As shown in the Fig. 2, on the first principal component, the “microwaving” (microwaved-sample) and the raw material were all in the right of the rendering, and they were closer with each other in the PC1, indicating that the microwaving treatment was more conducive to preserve the raw composition of intramuscular fatty acid than the stewing and Al foil-baking. The majority UFA of intramuscular lipid were located in the bottom right of the rendering, especially the LC-PUFAs (C20-22), which were related to the raw material and microwaved-sample closely, indicating that the proportion of these fatty acids changed significantly under the three treatment, however, the microwaving did the less influence, followed by stewing and Al foil-baking.

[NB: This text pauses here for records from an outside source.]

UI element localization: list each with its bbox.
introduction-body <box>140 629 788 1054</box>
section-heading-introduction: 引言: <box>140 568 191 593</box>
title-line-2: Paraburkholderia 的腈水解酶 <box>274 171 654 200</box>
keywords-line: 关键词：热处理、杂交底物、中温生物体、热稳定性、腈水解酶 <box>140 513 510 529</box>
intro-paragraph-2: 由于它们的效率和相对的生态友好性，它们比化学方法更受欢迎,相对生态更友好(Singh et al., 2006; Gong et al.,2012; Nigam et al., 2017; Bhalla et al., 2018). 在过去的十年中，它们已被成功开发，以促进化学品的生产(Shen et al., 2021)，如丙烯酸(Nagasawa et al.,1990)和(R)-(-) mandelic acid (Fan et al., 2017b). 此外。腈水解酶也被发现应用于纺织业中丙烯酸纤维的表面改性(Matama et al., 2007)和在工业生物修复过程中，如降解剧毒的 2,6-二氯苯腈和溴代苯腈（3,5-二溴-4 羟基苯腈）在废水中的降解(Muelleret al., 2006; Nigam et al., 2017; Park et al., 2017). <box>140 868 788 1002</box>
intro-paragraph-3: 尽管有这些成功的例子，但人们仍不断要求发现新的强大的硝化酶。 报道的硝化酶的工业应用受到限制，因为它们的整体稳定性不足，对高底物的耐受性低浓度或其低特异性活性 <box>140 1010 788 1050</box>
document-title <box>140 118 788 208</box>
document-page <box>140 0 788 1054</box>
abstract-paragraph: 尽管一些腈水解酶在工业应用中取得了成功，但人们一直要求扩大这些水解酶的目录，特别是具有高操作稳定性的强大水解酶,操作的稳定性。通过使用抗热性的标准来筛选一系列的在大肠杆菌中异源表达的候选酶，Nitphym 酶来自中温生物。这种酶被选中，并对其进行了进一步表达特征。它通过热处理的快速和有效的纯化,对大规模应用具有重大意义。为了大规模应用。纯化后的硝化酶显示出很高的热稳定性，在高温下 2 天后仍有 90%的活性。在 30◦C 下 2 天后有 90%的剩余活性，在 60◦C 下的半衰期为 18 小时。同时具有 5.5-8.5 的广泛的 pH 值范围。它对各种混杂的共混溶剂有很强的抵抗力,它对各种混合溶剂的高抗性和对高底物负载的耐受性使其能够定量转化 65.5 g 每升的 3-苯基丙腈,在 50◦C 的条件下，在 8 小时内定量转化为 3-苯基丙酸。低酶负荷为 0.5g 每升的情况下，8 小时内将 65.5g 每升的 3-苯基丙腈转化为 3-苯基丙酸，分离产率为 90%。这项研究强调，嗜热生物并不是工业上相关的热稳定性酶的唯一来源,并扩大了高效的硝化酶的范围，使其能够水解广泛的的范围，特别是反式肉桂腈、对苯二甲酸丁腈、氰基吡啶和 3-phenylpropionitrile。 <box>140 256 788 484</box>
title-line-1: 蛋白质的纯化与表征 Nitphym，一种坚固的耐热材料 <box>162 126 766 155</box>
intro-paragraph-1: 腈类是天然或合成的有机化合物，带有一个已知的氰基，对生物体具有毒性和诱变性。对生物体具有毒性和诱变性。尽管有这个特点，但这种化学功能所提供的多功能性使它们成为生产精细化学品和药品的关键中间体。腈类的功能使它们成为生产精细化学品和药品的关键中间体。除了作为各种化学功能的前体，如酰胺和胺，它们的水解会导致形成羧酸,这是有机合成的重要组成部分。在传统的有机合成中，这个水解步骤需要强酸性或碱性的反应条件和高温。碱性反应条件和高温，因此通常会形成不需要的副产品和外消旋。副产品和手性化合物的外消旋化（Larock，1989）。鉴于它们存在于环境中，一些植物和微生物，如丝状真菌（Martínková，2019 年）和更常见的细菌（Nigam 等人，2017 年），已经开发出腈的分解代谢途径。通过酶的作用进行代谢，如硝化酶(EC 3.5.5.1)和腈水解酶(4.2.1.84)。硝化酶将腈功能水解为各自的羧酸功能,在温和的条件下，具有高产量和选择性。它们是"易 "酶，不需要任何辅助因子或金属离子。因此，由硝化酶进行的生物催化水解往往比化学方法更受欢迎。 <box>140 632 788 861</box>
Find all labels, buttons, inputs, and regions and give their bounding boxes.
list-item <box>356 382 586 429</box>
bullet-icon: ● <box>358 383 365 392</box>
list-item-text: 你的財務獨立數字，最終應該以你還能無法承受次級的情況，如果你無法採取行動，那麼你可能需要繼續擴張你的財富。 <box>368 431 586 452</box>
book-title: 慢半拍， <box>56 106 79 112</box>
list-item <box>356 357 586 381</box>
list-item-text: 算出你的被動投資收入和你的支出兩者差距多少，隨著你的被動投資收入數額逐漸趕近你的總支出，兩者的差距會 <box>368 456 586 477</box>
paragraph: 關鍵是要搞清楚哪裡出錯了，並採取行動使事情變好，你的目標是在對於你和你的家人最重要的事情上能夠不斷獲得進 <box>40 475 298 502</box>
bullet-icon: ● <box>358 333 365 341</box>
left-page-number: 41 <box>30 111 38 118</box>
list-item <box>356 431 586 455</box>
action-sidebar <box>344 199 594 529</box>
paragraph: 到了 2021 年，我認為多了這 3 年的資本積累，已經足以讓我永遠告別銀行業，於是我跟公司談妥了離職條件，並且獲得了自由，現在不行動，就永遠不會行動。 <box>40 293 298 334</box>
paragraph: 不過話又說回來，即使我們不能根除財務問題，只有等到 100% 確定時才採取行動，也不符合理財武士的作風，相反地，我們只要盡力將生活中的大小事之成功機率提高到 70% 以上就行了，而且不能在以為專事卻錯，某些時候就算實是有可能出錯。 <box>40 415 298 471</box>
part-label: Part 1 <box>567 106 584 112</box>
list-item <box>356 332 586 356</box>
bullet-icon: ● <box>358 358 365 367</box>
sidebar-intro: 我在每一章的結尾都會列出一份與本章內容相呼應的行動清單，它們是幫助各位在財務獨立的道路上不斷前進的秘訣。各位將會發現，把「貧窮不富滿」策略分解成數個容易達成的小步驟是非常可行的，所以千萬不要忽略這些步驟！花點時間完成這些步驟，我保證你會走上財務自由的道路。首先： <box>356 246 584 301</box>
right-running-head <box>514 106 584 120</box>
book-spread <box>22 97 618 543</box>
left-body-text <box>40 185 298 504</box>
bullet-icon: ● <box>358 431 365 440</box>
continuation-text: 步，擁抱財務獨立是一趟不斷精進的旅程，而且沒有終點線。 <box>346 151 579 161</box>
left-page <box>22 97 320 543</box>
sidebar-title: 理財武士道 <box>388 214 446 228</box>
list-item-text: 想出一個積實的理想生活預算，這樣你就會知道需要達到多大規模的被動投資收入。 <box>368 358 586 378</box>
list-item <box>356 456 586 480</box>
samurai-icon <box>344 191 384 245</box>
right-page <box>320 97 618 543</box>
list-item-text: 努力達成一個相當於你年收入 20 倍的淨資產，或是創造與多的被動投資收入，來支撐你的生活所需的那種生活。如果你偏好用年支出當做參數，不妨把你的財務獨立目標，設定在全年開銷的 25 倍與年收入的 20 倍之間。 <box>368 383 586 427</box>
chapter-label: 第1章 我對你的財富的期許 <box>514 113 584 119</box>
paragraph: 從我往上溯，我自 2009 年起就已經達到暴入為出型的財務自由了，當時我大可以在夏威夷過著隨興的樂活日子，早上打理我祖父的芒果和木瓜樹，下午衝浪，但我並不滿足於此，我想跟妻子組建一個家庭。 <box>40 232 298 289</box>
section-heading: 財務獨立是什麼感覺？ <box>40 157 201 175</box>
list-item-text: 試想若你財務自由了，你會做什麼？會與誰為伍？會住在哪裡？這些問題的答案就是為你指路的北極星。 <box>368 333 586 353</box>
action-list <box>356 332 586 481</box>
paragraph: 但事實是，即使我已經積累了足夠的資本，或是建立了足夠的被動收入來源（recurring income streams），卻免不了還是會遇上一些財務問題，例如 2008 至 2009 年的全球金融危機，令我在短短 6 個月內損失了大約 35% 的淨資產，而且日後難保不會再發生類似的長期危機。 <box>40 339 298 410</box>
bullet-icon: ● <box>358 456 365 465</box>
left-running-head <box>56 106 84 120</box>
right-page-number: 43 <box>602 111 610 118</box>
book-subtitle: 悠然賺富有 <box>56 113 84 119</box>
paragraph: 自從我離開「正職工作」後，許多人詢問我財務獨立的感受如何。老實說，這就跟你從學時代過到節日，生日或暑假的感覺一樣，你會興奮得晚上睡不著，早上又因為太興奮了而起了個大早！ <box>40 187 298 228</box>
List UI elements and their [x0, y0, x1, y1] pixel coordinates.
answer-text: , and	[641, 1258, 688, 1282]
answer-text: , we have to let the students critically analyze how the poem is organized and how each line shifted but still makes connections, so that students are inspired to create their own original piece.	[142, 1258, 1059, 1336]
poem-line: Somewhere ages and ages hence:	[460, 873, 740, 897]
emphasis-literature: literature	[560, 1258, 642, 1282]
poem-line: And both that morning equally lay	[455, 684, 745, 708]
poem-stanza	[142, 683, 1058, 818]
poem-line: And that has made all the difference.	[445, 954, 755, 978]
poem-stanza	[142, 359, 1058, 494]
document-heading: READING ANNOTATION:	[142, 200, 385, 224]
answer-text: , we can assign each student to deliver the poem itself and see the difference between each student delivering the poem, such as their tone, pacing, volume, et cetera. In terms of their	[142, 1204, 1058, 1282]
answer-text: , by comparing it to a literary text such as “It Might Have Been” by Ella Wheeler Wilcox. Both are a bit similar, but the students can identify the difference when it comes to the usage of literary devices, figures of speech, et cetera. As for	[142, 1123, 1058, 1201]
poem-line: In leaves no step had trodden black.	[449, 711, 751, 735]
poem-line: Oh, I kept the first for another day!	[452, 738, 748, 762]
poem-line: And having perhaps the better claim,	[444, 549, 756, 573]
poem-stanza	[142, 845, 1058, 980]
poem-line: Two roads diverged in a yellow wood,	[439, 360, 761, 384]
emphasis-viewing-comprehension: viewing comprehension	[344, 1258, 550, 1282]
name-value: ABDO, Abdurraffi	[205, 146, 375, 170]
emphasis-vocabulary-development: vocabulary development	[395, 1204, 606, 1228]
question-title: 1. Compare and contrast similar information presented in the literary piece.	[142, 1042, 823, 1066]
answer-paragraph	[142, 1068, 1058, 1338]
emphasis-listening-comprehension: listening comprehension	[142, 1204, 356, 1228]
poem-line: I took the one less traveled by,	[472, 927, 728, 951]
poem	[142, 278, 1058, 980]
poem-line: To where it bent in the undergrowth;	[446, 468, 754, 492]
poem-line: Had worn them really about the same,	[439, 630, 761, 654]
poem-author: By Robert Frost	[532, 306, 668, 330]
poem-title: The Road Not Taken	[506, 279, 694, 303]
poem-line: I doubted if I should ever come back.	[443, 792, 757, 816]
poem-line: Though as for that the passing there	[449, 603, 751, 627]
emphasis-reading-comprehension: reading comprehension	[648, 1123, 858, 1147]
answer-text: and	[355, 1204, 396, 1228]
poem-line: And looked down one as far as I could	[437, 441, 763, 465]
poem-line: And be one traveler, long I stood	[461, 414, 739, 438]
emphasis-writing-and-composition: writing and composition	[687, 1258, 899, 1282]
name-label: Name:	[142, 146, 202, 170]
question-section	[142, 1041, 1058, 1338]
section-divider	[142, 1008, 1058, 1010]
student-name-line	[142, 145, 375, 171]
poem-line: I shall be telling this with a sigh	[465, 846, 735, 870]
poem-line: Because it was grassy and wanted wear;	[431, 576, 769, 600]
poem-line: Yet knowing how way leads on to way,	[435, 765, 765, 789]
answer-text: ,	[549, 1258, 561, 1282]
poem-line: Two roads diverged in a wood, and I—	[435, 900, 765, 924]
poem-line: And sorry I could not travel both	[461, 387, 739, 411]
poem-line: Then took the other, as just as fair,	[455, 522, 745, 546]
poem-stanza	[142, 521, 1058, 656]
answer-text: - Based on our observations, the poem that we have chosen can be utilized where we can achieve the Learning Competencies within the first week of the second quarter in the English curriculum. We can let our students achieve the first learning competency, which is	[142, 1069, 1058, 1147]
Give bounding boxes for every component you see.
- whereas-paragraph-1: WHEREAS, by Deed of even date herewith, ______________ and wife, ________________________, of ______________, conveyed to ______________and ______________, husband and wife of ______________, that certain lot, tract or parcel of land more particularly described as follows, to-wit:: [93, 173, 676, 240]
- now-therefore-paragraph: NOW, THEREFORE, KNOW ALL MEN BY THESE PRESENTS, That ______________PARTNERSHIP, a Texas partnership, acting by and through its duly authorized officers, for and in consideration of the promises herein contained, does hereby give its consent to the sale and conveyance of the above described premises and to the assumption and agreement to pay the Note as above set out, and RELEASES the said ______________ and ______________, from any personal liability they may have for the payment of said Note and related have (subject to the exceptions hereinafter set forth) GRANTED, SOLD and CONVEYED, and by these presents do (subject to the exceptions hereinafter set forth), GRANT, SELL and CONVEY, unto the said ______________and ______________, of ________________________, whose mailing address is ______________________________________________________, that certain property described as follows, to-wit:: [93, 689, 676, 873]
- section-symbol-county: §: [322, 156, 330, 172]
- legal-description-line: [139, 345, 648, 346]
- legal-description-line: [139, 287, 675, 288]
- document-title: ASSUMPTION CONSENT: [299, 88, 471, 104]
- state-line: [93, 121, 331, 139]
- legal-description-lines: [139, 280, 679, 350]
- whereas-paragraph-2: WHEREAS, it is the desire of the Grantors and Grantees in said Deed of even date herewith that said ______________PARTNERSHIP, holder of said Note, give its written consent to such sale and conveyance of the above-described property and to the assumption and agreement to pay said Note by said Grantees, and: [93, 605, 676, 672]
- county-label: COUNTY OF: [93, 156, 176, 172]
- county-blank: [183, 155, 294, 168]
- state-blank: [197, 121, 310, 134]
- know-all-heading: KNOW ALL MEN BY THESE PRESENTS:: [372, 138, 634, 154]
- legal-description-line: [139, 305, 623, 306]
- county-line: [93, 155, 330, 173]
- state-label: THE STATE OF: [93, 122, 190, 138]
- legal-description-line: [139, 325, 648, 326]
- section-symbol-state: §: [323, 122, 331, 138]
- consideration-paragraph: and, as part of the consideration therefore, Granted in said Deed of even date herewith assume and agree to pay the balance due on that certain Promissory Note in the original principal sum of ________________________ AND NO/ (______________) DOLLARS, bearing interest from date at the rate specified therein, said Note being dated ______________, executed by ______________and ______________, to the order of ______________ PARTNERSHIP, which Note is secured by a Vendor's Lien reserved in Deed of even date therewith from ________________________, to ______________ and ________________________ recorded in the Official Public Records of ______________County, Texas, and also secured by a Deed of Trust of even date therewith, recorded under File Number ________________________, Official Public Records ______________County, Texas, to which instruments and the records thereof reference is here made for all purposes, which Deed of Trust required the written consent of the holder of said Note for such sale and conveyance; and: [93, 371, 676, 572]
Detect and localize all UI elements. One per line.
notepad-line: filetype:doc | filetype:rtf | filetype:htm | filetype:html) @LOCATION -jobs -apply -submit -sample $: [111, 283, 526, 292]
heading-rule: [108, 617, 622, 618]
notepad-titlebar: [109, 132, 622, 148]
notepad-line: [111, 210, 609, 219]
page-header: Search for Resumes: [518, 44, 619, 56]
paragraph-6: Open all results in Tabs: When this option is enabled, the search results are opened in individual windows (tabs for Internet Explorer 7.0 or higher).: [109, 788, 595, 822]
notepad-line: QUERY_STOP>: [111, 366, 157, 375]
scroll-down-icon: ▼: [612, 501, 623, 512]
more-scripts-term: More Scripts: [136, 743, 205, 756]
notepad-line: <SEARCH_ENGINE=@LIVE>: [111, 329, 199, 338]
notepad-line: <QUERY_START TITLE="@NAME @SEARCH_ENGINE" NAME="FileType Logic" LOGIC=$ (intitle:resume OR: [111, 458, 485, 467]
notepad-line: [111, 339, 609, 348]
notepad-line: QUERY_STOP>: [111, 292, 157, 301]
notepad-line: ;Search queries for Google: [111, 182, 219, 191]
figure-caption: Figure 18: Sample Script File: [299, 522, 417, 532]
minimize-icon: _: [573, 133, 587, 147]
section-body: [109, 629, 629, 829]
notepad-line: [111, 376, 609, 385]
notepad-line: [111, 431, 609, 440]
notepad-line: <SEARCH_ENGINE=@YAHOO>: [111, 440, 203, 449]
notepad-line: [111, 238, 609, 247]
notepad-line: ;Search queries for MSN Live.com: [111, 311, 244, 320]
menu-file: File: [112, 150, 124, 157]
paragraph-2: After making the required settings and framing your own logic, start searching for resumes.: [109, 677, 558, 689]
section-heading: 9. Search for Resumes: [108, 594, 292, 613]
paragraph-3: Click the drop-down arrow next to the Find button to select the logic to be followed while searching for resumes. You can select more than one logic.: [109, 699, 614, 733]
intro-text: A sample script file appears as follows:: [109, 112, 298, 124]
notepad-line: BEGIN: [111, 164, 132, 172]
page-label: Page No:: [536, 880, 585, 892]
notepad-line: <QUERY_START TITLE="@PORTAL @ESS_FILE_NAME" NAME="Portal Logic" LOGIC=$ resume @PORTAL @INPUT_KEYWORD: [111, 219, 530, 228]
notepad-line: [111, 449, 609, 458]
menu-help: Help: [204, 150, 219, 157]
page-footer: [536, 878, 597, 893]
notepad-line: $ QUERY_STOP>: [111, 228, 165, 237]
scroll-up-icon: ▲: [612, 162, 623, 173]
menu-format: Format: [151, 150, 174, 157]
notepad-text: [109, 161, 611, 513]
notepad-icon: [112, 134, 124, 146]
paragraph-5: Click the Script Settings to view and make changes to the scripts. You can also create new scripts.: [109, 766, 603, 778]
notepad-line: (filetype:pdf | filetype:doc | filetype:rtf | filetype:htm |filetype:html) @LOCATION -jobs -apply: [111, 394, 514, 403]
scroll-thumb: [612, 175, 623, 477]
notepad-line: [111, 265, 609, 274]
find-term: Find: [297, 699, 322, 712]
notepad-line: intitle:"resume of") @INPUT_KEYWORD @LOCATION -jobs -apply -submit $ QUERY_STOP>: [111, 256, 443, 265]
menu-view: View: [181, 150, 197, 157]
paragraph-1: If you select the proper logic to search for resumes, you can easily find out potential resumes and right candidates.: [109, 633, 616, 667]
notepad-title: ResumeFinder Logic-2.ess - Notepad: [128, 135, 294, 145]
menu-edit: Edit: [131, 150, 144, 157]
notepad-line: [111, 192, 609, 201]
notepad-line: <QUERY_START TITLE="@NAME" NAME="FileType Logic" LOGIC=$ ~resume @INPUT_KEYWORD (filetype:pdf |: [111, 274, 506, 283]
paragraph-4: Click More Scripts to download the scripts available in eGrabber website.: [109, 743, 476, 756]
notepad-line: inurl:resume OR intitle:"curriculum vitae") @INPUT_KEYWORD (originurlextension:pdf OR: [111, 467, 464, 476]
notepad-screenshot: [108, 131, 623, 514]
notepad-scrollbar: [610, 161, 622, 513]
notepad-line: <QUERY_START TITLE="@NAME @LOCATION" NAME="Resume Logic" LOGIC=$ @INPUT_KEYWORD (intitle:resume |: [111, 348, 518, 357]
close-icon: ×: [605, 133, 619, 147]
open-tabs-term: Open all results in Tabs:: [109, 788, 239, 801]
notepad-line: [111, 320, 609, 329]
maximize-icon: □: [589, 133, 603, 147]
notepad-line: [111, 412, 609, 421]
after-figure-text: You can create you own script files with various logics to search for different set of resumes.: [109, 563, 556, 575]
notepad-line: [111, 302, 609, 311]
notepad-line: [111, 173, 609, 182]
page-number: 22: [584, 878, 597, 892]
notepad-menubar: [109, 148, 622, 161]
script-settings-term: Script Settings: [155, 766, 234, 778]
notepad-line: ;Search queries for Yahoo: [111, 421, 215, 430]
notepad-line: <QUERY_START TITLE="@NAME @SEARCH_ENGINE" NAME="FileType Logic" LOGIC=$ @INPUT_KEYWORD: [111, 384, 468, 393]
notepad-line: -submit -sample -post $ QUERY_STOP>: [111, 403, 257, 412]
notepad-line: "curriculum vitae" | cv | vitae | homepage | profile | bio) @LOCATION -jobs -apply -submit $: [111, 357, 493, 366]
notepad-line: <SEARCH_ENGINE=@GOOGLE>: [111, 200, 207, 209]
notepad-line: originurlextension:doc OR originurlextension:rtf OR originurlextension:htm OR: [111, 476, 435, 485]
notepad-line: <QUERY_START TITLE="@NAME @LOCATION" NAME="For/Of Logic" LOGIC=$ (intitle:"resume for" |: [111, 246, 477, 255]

Besides, the raw material and short-time-cooking samples (level 1) were all located in the right of the rendering, so the influence of short-time-cooking on the composition of fatty acids was smaller than the long-time-cooking (level 2 and level 3). The cooked-samples contained more PUFA (e.g., 17(C20:3n-6), 18(C20:4n-6), 19(C20: 5n-3)) and MUFA (e.g., 3(C14:1n-6), 8(C17:1n-7), 15(C 20:1n-9)) in level 1 than that in level 2 and level 3. However, long-time-cooked samples (level 2 and level 3) located in the left of the rendering, which were far away from the raw material in the PC1, affected the composition of fatty acids in larger extent. The long-time-cooked samples were closely related to the majority of SFA (e.g., 4(C15: 0), 7(C17:0)) during this cooking stage. Therefore, the shorter processing time was more conducive to retain the intramuscular PUFA of Hyla rabbit, especially the LC-PUFAs (C20-22). With the increasing of cooking extent, the significantly decreasing of PUFA in total intramuscular lipid was observed. According to the above, compared the three cooking methods, microwaving showed the relatively superiority in reserving the composition of intramuscular fatty acid, especially the content of PUFA profiles, while the Al foil-baking did the most serious damage to the intramuscular UFA, especially the long chain PUFA profiles, which may be due to the higher baking temperature (180℃), as well as the longer cooking time.
Conclusions
The cooking methods of stewing, microwaving and Al foil-baking showed significant influence on the content of intramuscular lipid, as well as the composition of intramuscular fatty acid of Hyla rabbit. Comparing the three cooking methods, microwaving treatment showed the superiority in reserving the intramuscular lipid and the UFA profile (especially the PUFA) of Hyla rabbit, while the long-time Al foil-baking did the most serious damage on the samples. The heating time was longer, the damage was more obvious. Anyway, all of the cooked Hyla rabbit products were within the recommended n-6/n-3 ratio of intramuscular fatty acids.